Düğün dernek kuruldu günler sonra. Postacı Zülküf, düğün yerine geldiği an Mustafa öğretmenin yakasına yapışmıştı.Sinirinden bir kaşık suda boğası vardı yaşlı adamı.
-“İnsan sandım seni… Bumuydu insanlığın?Torunun dan küçük be o kız. Utan utan. Öğretmenler ışık olur insanlara. Sen öğretmenlerin yüz karasısın-” dediğinde en ufak bir duygu kırıntısı olmamıştı yaşlı adamın yüzünde… O an postacı Zülküf duvağının altında hıçkırıklara boğulan Münevver’e baktı biran. İnsan ölünce bembeyaz kefene sarılırdı ya hani. Münevver için o beyaz gelinliğin kefenden farkı yoktu ki… Nikah kıyıldığında genç kızın ellerini çaresizlikten nasıl birbirine kenetlemiş ve gücü yettiğince sıktığına bir tek dikkat eden belkide postacı Zülküf’tü…Elleri gücü yetesiye sıkmaktan mosmor olmuş, günlerdir ağlamaktan sesi dahi çıkmıyordu artık. Hoş çıksa da duyan yoktu ki. Adaleti sağlayacak olan kişi adaleti öldürmemişmiydi köyde? … Düğün bitimi öğretmen Mustafa, elini tuttuğu Münevver ile içeriye girerken, postacı Zülküf’ün nefesi kesilmiş ve olabildiğince uzaklaşmak için o iğrenç insanların arasından, gücü yettiğince koşmuştu uzaklara doğru… Ve boğazı yırtılırcasına bağırmış, bağırmıştı. Ertesi gün Münevver’in intihara kalkştığı haberi duyuldu köyde…
Tayinini istedi en kısa zamanda. Ve istanbula atanmıştı kısa zaman sonra. Ne Münevver kızı, ne de ona yaşatılanları hiç unutmadı…
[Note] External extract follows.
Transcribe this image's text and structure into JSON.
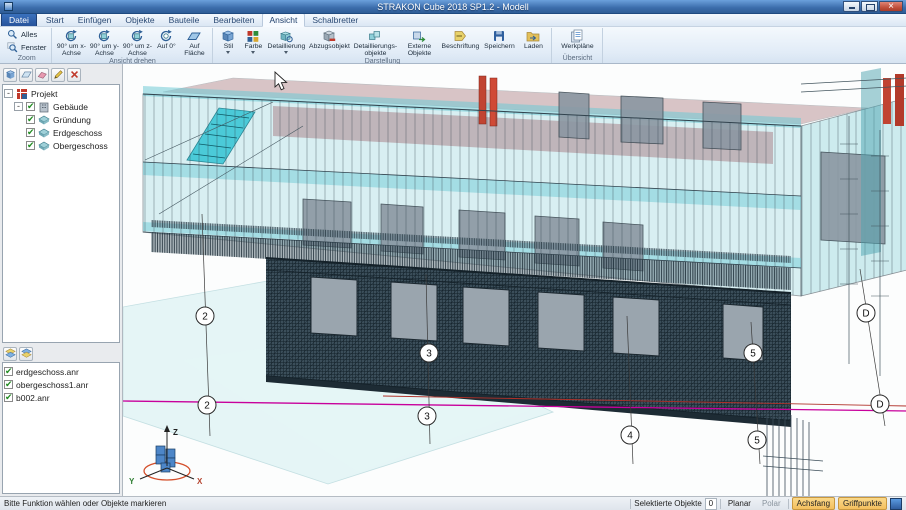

On sene sonra yine herzamanki gibi semtin birinde mektup dağıtırken, güleryüzlü, elinde çocuğuyla bir kadın açtı kapıyı.Mektubu uzattığında,
-“Zülküf emmi… Sensin. Vallahi tanıdım. Seni nasıl unuturum?-” dediği an dikkatle baktı kadına. Hatırlamıştı. Münevver di karşısındaki. O an hiç unutamadığı, yardım edemediği için vicdan azabı çektiği o kıza nemlenmiş gözleriyle baktı.
-“Bağışla kızım. Yardım edemedim sana. Baban, abilerin hepsi silahlıydı. Güç yetiremedim onlara. Yoksa kurtarmazmıydım seni? Yemin billlah olsun her zaman rüyalarıma girdin.İçim hiç rahat etmedi sana yardım edemediğim için-” dediği an dizlerinin üzerine çökmüştü şahit olduğu şeyleri hatırlayıp…
O an Münevver yaşlı postacının elini tuttu.
-” Varol emmi.Karşıma çıkan en iyi insanlardan biri sen, biri de… – “dediği an Mustafa öğretmen belirmişti kapıda… O an sinirden kıpkırmızı kesilmişti postacı Zülküf.Yakasına yapıştı yürümekte dahi zorlanan yaşlı adamın. Yumtuğunu kaldırdığı an içeriden orta yaşlarda biri geldi o an Münevver’in yanına…
-” Bak bey… Mustafa öğretmenden sonra bize çok yardımı dokunan postacı emmim gelmiş -“dediğinde korkuyla , postacı Zülküf şaşkınlıkla baktı Münevver’e.
-” Doğru duydun ya emmi.Herkesleri kandırmış öğretmenim. Yetmiş iki bin lira başlık parası verip benimle evlenmek istediği de oyunmuş. Babamların elinden ancak bu şekilde kurtarabilirmiş beni. İmam efendiyle anlaşmışlar beni kurtarmak için. Düğünden sonra herşeyi anlattı bana Mustafa öğretmenim. Sonra beni alıp İstanbula getirdi. Sevdiğime kavuştum. Önce okulu mu bitirmem için destek oldu. Sonrada evlenmem için. Öğrrtmenim depil babam oldu. Bak bana. Şimdi karşında bir öğretmen duruyor. Mustafa öğretmenim gibi, yollarına ışık olacağım beni bekleyen öğrencilerimin-“dediğinde, gözyaşlarıyla sarıldı postacı Zülküf, Mustafa öğretmene…
-” Affet hocam… Bilemedim affet-“dediğinde nemli gözlerle, Mustafa öğretmende sıkı sıkıya tuttu postacı Zülküf’ün ellerini…Ve,
-” Mücevherler karanlıkta parlamaz evlat. Bak Münevver nasılda ışıl ışıl parlıyor. -“dediğinde hepsinin gözlerinden yaşlar dökülmüştü yanaklarına…
Postacı Zülküf o günden sonra Münevver öğretmenin mutlu gülüşlerine şahit oldu hep. Öyle çok yakışıyordu ki ona gülmek. Hele onca gözyaşından sonra okadar güzel gülüyordu ki.
Öğretmenler ışıktır. Nice mücevherleri parlatan. Ancak ışık saçan öğretmenlerle kalkınabilir bu güzel vatan.